Уверенный, что понимает истинные намерения того, кто его спрашивает, Меценат не только посоветовал Октавиану сохранить верховную власть, но, предполагая, что так и будет, набросал ему план управления. И здесь Дион вкладывает в уста Мецената столь пространную речь, что она выходит за пределы правдоподобия и больше походит на письменный доклад. Более того, во многом можно заподозрить, что этот писатель скорее отражал идеи своего времени, чем точно передавал взгляды министра, от имени которого говорит. Я избавлю читателя от этих рассуждений и ограничусь изложением системы правления, которую ввёл Октавиан, основываясь на фактах.

Вот каковы были мнения Агриппы и Мецената; мнения столь же различные, как и характеры тех, кто их высказывал. Один современный писатель [3] заметил, что каждый из них высказался так, как это было наиболее выгодно для него лично. Агриппа, великий воин, удостоенный консульства и признанный достойным триумфа, занял бы первое место в республике. Меценат, кабинетный человек и литератор, искусный царедворец, мог блистать и быть важной персоной только под сенью принца, который полностью ему доверял. Это наблюдение, несколько злое, не подкреплено никакими древними свидетельствами: и тот, кто его высказал, возможно, не слишком авторитетен; несомненно, писатель весьма остроумный, но смелый в своих критических выпадах, любитель парадоксов и явно склонный хвалить все, что современные ему историки порицали, и порицать все, что они хвалили.

Октавиан уже принял решение до речей своих двух министров. Поэтому противоречивость их мнений не смутила его, и, выразив обоим одинаковую признательность за верность и усердие, которые они вновь доказали, высказавшись с полной свободой, он объявил себя сторонником мнения Мецената, но не отказался от мер предосторожности, которые считал необходимыми, чтобы стереть пятно насилия и узурпации.

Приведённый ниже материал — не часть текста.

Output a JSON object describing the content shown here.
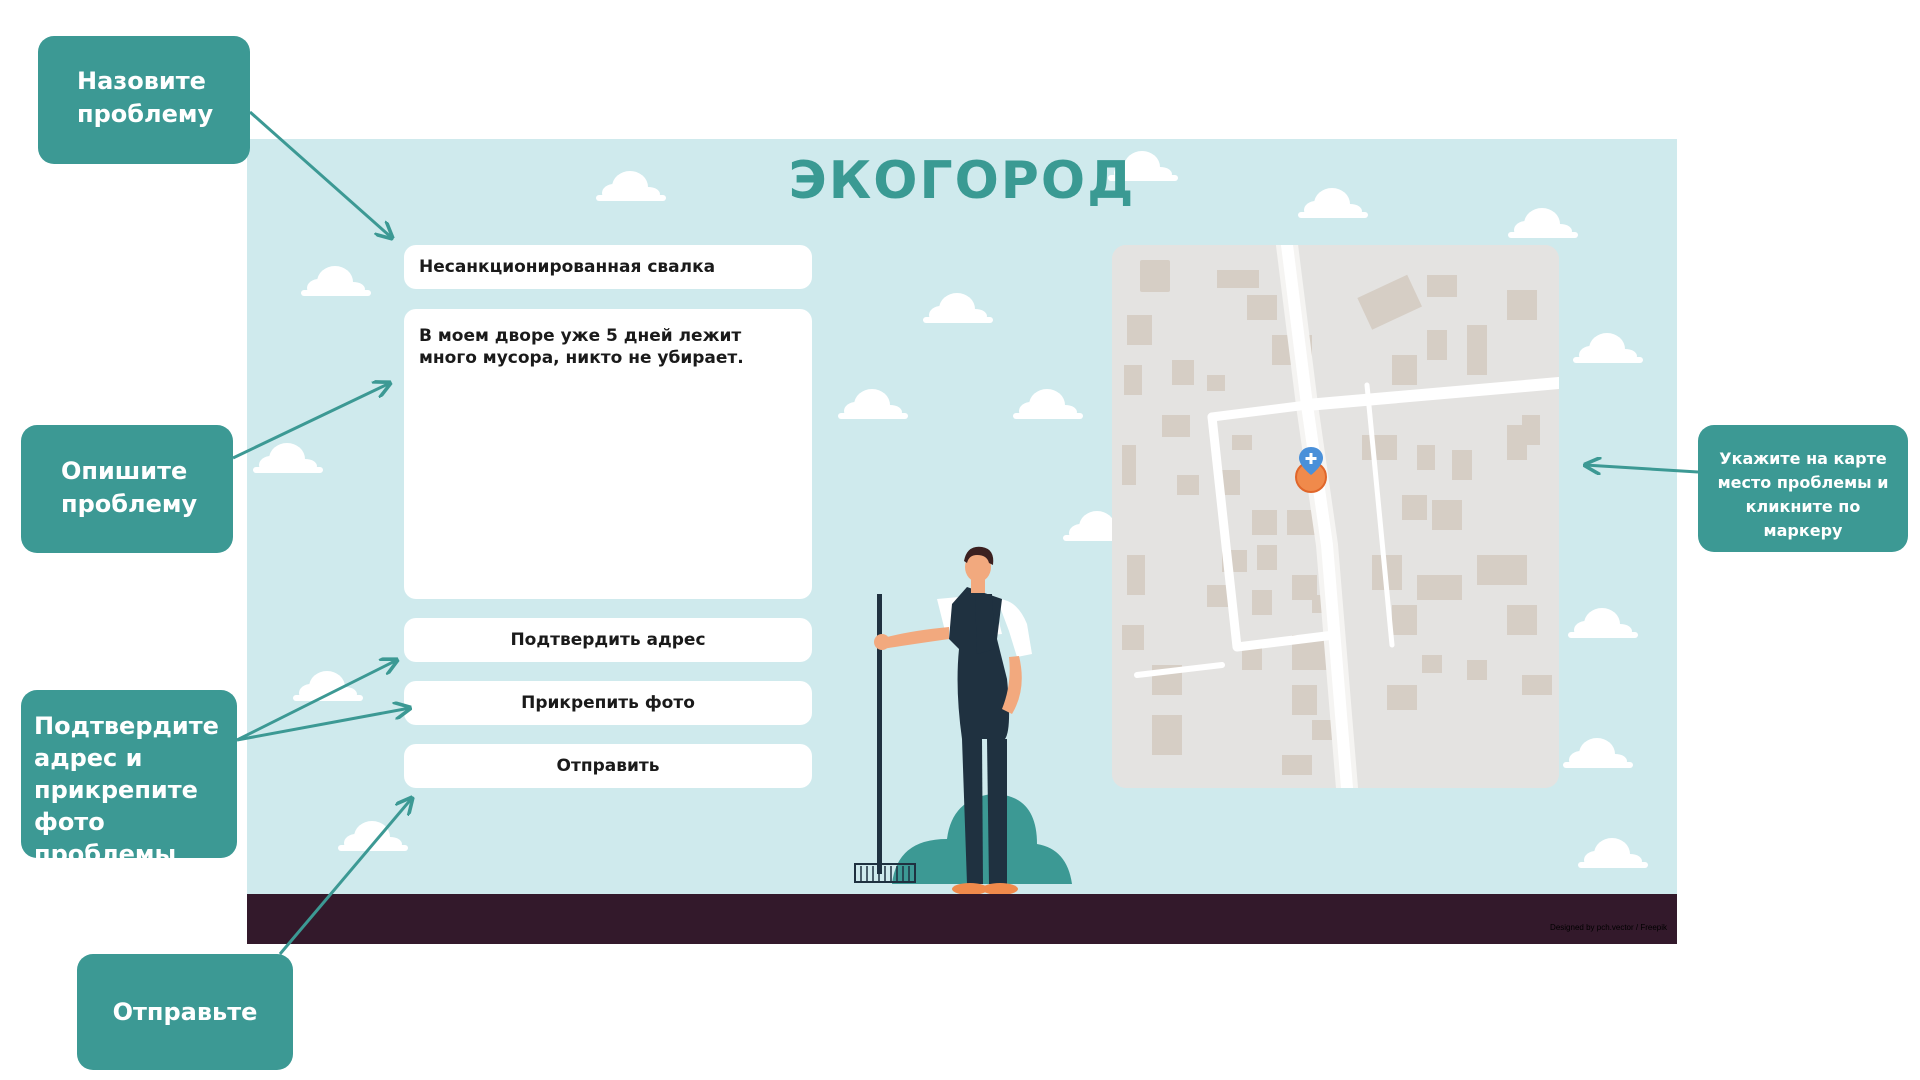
{
  "app": {
    "logo": "ЭКОГОРОД"
  },
  "form": {
    "title_value": "Несанкционированная свалка",
    "description_value": "В моем дворе уже 5 дней лежит много мусора, никто не убирает.",
    "confirm_address_label": "Подтвердить адрес",
    "attach_photo_label": "Прикрепить фото",
    "submit_label": "Отправить"
  },
  "credit": "Designed by pch.vector / Freepik",
  "callouts": {
    "name": "Назовите проблему",
    "describe": "Опишите проблему",
    "confirm": "Подтвердите адрес и прикрепите фото проблемы",
    "send": "Отправьте",
    "map": "Укажите на карте место проблемы и кликните по маркеру"
  },
  "colors": {
    "accent": "#3c9994",
    "sky": "#cfeaed",
    "ground": "#33192b",
    "marker": "#f08a4b",
    "pin": "#4a90d9"
  },
  "icons": {
    "map_marker": "map-pin-icon",
    "location": "location-circle-icon"
  }
}
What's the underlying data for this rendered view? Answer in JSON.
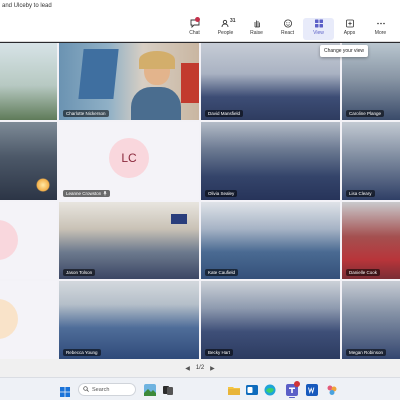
{
  "window": {
    "title": "and Ulceby to lead"
  },
  "toolbar": {
    "buttons": [
      {
        "label": "Chat",
        "icon": "chat-icon"
      },
      {
        "label": "People",
        "icon": "people-icon",
        "count": "31"
      },
      {
        "label": "Raise",
        "icon": "raise-hand-icon"
      },
      {
        "label": "React",
        "icon": "react-icon"
      },
      {
        "label": "View",
        "icon": "view-grid-icon",
        "active": true
      },
      {
        "label": "Apps",
        "icon": "apps-icon"
      },
      {
        "label": "More",
        "icon": "more-icon"
      }
    ],
    "tooltip": "Change your view"
  },
  "grid": {
    "tiles": [
      {
        "name": ""
      },
      {
        "name": "Charlotte Nickerson"
      },
      {
        "name": "David Mansfield"
      },
      {
        "name": "Caroline Plange"
      },
      {
        "name": ""
      },
      {
        "name": "Leanne Crowston",
        "initials": "LC"
      },
      {
        "name": "Olivia Sealey"
      },
      {
        "name": "Lisa Cleary"
      },
      {
        "name": ""
      },
      {
        "name": "Jason Tolson"
      },
      {
        "name": "Kate Caufield"
      },
      {
        "name": "Danielle Cook"
      },
      {
        "name": ""
      },
      {
        "name": "Rebecca Young"
      },
      {
        "name": "Becky Hart"
      },
      {
        "name": "Megan Robinson"
      }
    ]
  },
  "pager": {
    "label": "1/2"
  },
  "taskbar": {
    "search_label": "Search"
  },
  "colors": {
    "accent": "#5b5fc7",
    "notification": "#c4314b"
  }
}
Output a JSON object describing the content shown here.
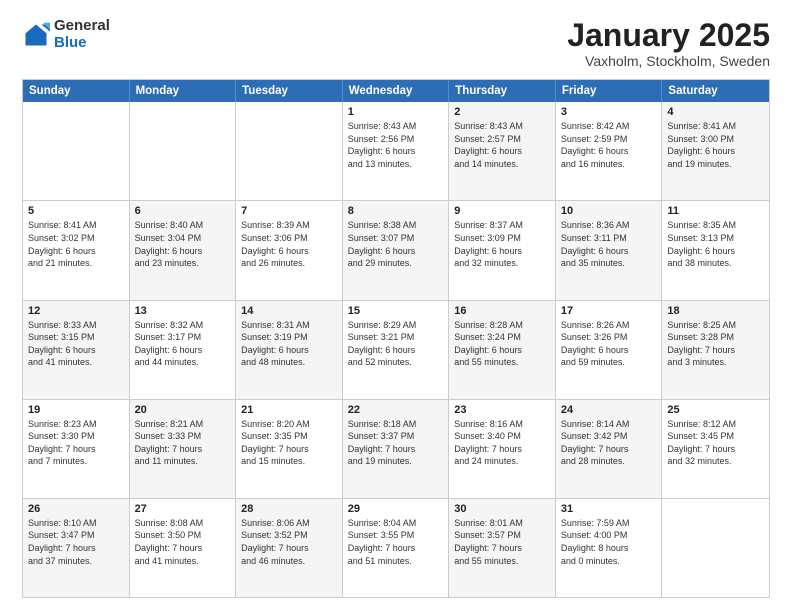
{
  "logo": {
    "general": "General",
    "blue": "Blue"
  },
  "header": {
    "month": "January 2025",
    "location": "Vaxholm, Stockholm, Sweden"
  },
  "weekdays": [
    "Sunday",
    "Monday",
    "Tuesday",
    "Wednesday",
    "Thursday",
    "Friday",
    "Saturday"
  ],
  "weeks": [
    [
      {
        "day": "",
        "info": "",
        "shaded": false,
        "empty": true
      },
      {
        "day": "",
        "info": "",
        "shaded": false,
        "empty": true
      },
      {
        "day": "",
        "info": "",
        "shaded": false,
        "empty": true
      },
      {
        "day": "1",
        "info": "Sunrise: 8:43 AM\nSunset: 2:56 PM\nDaylight: 6 hours\nand 13 minutes.",
        "shaded": false,
        "empty": false
      },
      {
        "day": "2",
        "info": "Sunrise: 8:43 AM\nSunset: 2:57 PM\nDaylight: 6 hours\nand 14 minutes.",
        "shaded": true,
        "empty": false
      },
      {
        "day": "3",
        "info": "Sunrise: 8:42 AM\nSunset: 2:59 PM\nDaylight: 6 hours\nand 16 minutes.",
        "shaded": false,
        "empty": false
      },
      {
        "day": "4",
        "info": "Sunrise: 8:41 AM\nSunset: 3:00 PM\nDaylight: 6 hours\nand 19 minutes.",
        "shaded": true,
        "empty": false
      }
    ],
    [
      {
        "day": "5",
        "info": "Sunrise: 8:41 AM\nSunset: 3:02 PM\nDaylight: 6 hours\nand 21 minutes.",
        "shaded": false,
        "empty": false
      },
      {
        "day": "6",
        "info": "Sunrise: 8:40 AM\nSunset: 3:04 PM\nDaylight: 6 hours\nand 23 minutes.",
        "shaded": true,
        "empty": false
      },
      {
        "day": "7",
        "info": "Sunrise: 8:39 AM\nSunset: 3:06 PM\nDaylight: 6 hours\nand 26 minutes.",
        "shaded": false,
        "empty": false
      },
      {
        "day": "8",
        "info": "Sunrise: 8:38 AM\nSunset: 3:07 PM\nDaylight: 6 hours\nand 29 minutes.",
        "shaded": true,
        "empty": false
      },
      {
        "day": "9",
        "info": "Sunrise: 8:37 AM\nSunset: 3:09 PM\nDaylight: 6 hours\nand 32 minutes.",
        "shaded": false,
        "empty": false
      },
      {
        "day": "10",
        "info": "Sunrise: 8:36 AM\nSunset: 3:11 PM\nDaylight: 6 hours\nand 35 minutes.",
        "shaded": true,
        "empty": false
      },
      {
        "day": "11",
        "info": "Sunrise: 8:35 AM\nSunset: 3:13 PM\nDaylight: 6 hours\nand 38 minutes.",
        "shaded": false,
        "empty": false
      }
    ],
    [
      {
        "day": "12",
        "info": "Sunrise: 8:33 AM\nSunset: 3:15 PM\nDaylight: 6 hours\nand 41 minutes.",
        "shaded": true,
        "empty": false
      },
      {
        "day": "13",
        "info": "Sunrise: 8:32 AM\nSunset: 3:17 PM\nDaylight: 6 hours\nand 44 minutes.",
        "shaded": false,
        "empty": false
      },
      {
        "day": "14",
        "info": "Sunrise: 8:31 AM\nSunset: 3:19 PM\nDaylight: 6 hours\nand 48 minutes.",
        "shaded": true,
        "empty": false
      },
      {
        "day": "15",
        "info": "Sunrise: 8:29 AM\nSunset: 3:21 PM\nDaylight: 6 hours\nand 52 minutes.",
        "shaded": false,
        "empty": false
      },
      {
        "day": "16",
        "info": "Sunrise: 8:28 AM\nSunset: 3:24 PM\nDaylight: 6 hours\nand 55 minutes.",
        "shaded": true,
        "empty": false
      },
      {
        "day": "17",
        "info": "Sunrise: 8:26 AM\nSunset: 3:26 PM\nDaylight: 6 hours\nand 59 minutes.",
        "shaded": false,
        "empty": false
      },
      {
        "day": "18",
        "info": "Sunrise: 8:25 AM\nSunset: 3:28 PM\nDaylight: 7 hours\nand 3 minutes.",
        "shaded": true,
        "empty": false
      }
    ],
    [
      {
        "day": "19",
        "info": "Sunrise: 8:23 AM\nSunset: 3:30 PM\nDaylight: 7 hours\nand 7 minutes.",
        "shaded": false,
        "empty": false
      },
      {
        "day": "20",
        "info": "Sunrise: 8:21 AM\nSunset: 3:33 PM\nDaylight: 7 hours\nand 11 minutes.",
        "shaded": true,
        "empty": false
      },
      {
        "day": "21",
        "info": "Sunrise: 8:20 AM\nSunset: 3:35 PM\nDaylight: 7 hours\nand 15 minutes.",
        "shaded": false,
        "empty": false
      },
      {
        "day": "22",
        "info": "Sunrise: 8:18 AM\nSunset: 3:37 PM\nDaylight: 7 hours\nand 19 minutes.",
        "shaded": true,
        "empty": false
      },
      {
        "day": "23",
        "info": "Sunrise: 8:16 AM\nSunset: 3:40 PM\nDaylight: 7 hours\nand 24 minutes.",
        "shaded": false,
        "empty": false
      },
      {
        "day": "24",
        "info": "Sunrise: 8:14 AM\nSunset: 3:42 PM\nDaylight: 7 hours\nand 28 minutes.",
        "shaded": true,
        "empty": false
      },
      {
        "day": "25",
        "info": "Sunrise: 8:12 AM\nSunset: 3:45 PM\nDaylight: 7 hours\nand 32 minutes.",
        "shaded": false,
        "empty": false
      }
    ],
    [
      {
        "day": "26",
        "info": "Sunrise: 8:10 AM\nSunset: 3:47 PM\nDaylight: 7 hours\nand 37 minutes.",
        "shaded": true,
        "empty": false
      },
      {
        "day": "27",
        "info": "Sunrise: 8:08 AM\nSunset: 3:50 PM\nDaylight: 7 hours\nand 41 minutes.",
        "shaded": false,
        "empty": false
      },
      {
        "day": "28",
        "info": "Sunrise: 8:06 AM\nSunset: 3:52 PM\nDaylight: 7 hours\nand 46 minutes.",
        "shaded": true,
        "empty": false
      },
      {
        "day": "29",
        "info": "Sunrise: 8:04 AM\nSunset: 3:55 PM\nDaylight: 7 hours\nand 51 minutes.",
        "shaded": false,
        "empty": false
      },
      {
        "day": "30",
        "info": "Sunrise: 8:01 AM\nSunset: 3:57 PM\nDaylight: 7 hours\nand 55 minutes.",
        "shaded": true,
        "empty": false
      },
      {
        "day": "31",
        "info": "Sunrise: 7:59 AM\nSunset: 4:00 PM\nDaylight: 8 hours\nand 0 minutes.",
        "shaded": false,
        "empty": false
      },
      {
        "day": "",
        "info": "",
        "shaded": true,
        "empty": true
      }
    ]
  ]
}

Великое имя Вергилия, возможно, обязывает меня отметить здесь, что, согласно автору его жизнеописания, Октавиан пожелал узнать мнение этого знаменитого поэта о предмете, который его колебал, и что он решил сохранить империю по его совету. Я уже отмечал, что у Октавиана никогда не было колебаний по этому поводу. Но, кроме того, мне трудно поверить, что, основываясь на словах малоизвестного и темного писателя, любителя выдумок, можно легко допустить, что поэт, безусловно возвышенный, но совершенно неопытный в государственных делах, был призван на совет самым хитрым из когда-либо существовавших принцев по столь важному вопросу. Как бы ни были благосклонны властители мира к талантам и к тем, кто ими обладает в высшей степени, они не советуются с поэтами о государственных делах.